I progressi nell’optogenetica NHP hanno creato la necessità di metodi di iniezione intracranica accurati e affidabili. I vantaggi del metodo descritto in questo rapporto sono che è economico, utilizza componenti sterilizzabili e usa e getta e ha la capacità di colpire diverse aree cerebrali di qualsiasi profondità. Consente inoltre di controllare la velocità e il volume di iniezione in virtù della velocità con cui la valvola dell’aria può essere controllata. La pressione dell’aria può essere aumentata transitoriamente per rimuovere un intasamento e quindi ridotta rapidamente per evitare la successiva sovrainiezione che sarebbe prodotta da una pressione sostenuta. I componenti monouso riducono il rischio di contaminazione incrociata tra i siti di iniezione.
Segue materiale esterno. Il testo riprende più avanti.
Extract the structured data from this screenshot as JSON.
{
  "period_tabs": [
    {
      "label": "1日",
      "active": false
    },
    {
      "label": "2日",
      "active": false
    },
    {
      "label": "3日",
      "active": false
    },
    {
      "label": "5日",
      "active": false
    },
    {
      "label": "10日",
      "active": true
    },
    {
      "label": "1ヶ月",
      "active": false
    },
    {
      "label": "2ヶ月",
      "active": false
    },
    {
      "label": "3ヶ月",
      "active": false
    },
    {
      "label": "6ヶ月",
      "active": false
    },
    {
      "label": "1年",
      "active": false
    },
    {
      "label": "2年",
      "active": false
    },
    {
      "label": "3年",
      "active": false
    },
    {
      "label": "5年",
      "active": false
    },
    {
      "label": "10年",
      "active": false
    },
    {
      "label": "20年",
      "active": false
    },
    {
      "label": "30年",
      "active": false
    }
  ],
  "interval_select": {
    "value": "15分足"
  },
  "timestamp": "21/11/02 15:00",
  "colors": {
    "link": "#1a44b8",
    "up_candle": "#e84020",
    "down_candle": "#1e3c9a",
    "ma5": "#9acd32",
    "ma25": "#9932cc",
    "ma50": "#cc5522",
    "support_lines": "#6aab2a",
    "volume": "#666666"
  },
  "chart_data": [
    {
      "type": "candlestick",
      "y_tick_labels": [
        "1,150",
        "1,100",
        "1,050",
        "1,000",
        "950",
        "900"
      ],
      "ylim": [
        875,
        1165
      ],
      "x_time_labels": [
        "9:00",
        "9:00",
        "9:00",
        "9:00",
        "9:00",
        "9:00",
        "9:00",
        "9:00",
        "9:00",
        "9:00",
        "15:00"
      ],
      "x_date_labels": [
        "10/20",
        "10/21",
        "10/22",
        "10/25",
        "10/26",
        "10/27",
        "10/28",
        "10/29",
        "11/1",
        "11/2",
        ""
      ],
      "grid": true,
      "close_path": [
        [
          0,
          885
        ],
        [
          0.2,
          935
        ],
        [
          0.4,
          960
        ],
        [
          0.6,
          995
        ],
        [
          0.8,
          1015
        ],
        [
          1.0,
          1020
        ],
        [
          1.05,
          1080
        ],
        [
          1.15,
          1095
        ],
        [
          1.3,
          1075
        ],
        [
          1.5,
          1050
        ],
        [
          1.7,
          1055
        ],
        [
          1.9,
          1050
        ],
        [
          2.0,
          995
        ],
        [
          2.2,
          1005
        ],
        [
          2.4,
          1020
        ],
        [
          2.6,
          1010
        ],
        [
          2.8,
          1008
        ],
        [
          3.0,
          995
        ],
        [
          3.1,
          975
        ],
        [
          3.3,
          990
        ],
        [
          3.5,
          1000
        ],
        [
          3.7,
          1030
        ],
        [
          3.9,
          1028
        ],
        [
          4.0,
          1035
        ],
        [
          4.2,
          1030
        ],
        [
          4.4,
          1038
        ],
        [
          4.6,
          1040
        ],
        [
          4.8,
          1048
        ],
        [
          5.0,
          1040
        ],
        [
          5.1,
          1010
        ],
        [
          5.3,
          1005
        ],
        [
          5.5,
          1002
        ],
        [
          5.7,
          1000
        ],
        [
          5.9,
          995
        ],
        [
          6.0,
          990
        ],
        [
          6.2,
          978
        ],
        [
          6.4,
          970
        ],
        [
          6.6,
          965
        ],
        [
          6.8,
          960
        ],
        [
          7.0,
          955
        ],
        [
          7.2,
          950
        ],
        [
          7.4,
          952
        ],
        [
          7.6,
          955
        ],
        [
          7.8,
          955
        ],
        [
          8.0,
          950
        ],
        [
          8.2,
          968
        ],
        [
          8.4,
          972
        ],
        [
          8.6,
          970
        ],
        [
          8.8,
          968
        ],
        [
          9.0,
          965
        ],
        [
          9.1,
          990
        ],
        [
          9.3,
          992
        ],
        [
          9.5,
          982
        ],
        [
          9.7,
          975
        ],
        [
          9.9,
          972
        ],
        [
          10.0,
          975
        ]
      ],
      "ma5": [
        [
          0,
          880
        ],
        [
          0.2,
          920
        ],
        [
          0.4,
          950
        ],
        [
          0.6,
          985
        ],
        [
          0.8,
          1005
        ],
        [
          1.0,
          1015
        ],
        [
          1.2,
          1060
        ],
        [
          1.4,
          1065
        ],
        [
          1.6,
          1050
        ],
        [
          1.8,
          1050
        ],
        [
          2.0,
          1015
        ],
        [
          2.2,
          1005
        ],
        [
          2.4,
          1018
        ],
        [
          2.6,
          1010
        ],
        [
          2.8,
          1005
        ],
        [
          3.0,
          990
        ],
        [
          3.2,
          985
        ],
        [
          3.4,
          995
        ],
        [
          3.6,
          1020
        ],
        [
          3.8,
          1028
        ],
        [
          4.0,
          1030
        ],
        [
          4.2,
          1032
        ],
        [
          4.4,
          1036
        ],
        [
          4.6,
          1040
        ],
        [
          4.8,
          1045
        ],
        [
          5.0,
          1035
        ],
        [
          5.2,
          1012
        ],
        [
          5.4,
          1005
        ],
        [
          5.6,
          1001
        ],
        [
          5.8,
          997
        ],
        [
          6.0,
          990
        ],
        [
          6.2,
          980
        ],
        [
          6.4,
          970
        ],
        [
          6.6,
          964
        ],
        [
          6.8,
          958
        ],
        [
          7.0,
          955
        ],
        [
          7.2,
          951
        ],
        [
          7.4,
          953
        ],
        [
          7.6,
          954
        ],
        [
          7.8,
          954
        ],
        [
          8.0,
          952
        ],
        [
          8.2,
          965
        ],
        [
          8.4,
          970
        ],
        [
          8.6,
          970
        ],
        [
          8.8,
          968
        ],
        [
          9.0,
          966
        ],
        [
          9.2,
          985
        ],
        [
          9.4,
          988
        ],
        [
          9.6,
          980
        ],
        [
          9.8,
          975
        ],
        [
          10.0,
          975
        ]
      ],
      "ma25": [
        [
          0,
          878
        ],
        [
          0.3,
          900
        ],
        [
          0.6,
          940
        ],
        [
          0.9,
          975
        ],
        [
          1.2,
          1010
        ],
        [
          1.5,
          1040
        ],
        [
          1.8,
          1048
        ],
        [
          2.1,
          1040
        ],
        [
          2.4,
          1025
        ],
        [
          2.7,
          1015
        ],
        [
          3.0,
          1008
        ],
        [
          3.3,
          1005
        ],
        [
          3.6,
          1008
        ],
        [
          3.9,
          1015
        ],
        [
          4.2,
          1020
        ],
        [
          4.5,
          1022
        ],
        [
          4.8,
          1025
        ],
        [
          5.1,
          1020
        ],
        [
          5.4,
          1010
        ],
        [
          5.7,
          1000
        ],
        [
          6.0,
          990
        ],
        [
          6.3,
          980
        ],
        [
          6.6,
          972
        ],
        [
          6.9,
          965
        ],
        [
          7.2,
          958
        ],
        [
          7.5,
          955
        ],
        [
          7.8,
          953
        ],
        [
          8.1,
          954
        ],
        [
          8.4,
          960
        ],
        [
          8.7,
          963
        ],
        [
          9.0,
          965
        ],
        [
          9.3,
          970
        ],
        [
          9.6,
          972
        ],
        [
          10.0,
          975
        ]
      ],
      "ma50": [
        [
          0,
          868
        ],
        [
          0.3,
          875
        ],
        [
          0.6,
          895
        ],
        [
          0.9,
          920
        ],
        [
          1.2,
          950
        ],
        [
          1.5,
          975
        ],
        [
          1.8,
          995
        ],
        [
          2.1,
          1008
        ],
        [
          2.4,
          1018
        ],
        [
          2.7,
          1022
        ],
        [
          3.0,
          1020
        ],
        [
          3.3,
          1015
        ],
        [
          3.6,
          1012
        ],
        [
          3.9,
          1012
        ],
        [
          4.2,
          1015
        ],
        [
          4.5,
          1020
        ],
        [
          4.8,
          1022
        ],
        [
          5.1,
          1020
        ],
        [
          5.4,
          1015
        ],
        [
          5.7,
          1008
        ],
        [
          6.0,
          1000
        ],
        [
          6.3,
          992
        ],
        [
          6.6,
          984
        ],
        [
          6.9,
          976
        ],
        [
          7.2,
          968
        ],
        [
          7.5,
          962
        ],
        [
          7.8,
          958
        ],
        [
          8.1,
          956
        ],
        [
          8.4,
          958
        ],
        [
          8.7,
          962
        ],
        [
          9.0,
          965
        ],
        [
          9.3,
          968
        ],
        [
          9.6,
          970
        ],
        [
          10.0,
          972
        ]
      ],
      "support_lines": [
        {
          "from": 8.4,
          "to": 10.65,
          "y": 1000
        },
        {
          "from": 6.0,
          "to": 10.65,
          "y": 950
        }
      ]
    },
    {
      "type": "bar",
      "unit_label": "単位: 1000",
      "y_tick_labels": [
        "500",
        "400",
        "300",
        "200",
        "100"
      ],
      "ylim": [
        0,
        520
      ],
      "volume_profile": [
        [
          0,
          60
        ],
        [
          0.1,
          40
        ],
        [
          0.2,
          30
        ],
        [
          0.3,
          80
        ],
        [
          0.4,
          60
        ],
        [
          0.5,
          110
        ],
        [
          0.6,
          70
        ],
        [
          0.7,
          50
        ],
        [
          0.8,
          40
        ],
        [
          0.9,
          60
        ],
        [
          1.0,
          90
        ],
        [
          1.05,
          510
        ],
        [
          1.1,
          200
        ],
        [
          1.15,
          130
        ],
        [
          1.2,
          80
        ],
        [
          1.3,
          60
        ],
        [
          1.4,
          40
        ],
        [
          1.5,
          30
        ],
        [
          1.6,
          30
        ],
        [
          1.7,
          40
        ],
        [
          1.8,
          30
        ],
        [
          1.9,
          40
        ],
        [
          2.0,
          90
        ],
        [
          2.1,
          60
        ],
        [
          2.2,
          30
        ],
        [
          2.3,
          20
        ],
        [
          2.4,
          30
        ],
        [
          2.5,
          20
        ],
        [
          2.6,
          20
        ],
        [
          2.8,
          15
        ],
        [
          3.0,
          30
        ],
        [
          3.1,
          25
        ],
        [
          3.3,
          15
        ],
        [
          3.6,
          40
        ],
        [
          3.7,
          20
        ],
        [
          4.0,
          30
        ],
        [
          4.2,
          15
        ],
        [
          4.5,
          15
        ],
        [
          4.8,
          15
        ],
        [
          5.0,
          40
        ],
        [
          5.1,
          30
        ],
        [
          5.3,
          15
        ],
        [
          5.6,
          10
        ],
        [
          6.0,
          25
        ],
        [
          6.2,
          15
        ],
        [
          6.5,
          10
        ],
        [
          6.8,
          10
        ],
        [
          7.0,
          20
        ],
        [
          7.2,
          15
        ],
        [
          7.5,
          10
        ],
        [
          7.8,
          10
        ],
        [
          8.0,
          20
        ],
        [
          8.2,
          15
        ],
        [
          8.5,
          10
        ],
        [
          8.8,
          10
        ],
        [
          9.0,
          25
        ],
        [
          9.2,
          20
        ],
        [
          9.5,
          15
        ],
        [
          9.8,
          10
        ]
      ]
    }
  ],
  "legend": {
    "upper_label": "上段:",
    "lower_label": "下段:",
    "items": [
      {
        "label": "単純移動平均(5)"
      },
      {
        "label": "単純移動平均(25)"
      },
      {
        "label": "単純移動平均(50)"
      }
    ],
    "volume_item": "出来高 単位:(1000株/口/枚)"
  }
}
I passaggi critici di questo protocollo di iniezione includono la costruzione di cannule di alta qualità, il loro caricamento senza introdurre bolle e la selezione di siti di iniezione non troppo vicini tra loro. Le iniezioni a ≥1 cm di distanza di solito trasducono regioni non sovrapposte, ma questa euristica dipende dal sierotipo virale, dal titolo, dal promotore, dal volume, dal bersaglio e dal metodo di rilevazione. La selezione di siti di iniezione che non sono direttamente collegati evita potenziali confusioni prodotti dal traffico di opsina lungo gli assoni e la propensione di alcuni sierotipi AAV alla trasduzione retrograda.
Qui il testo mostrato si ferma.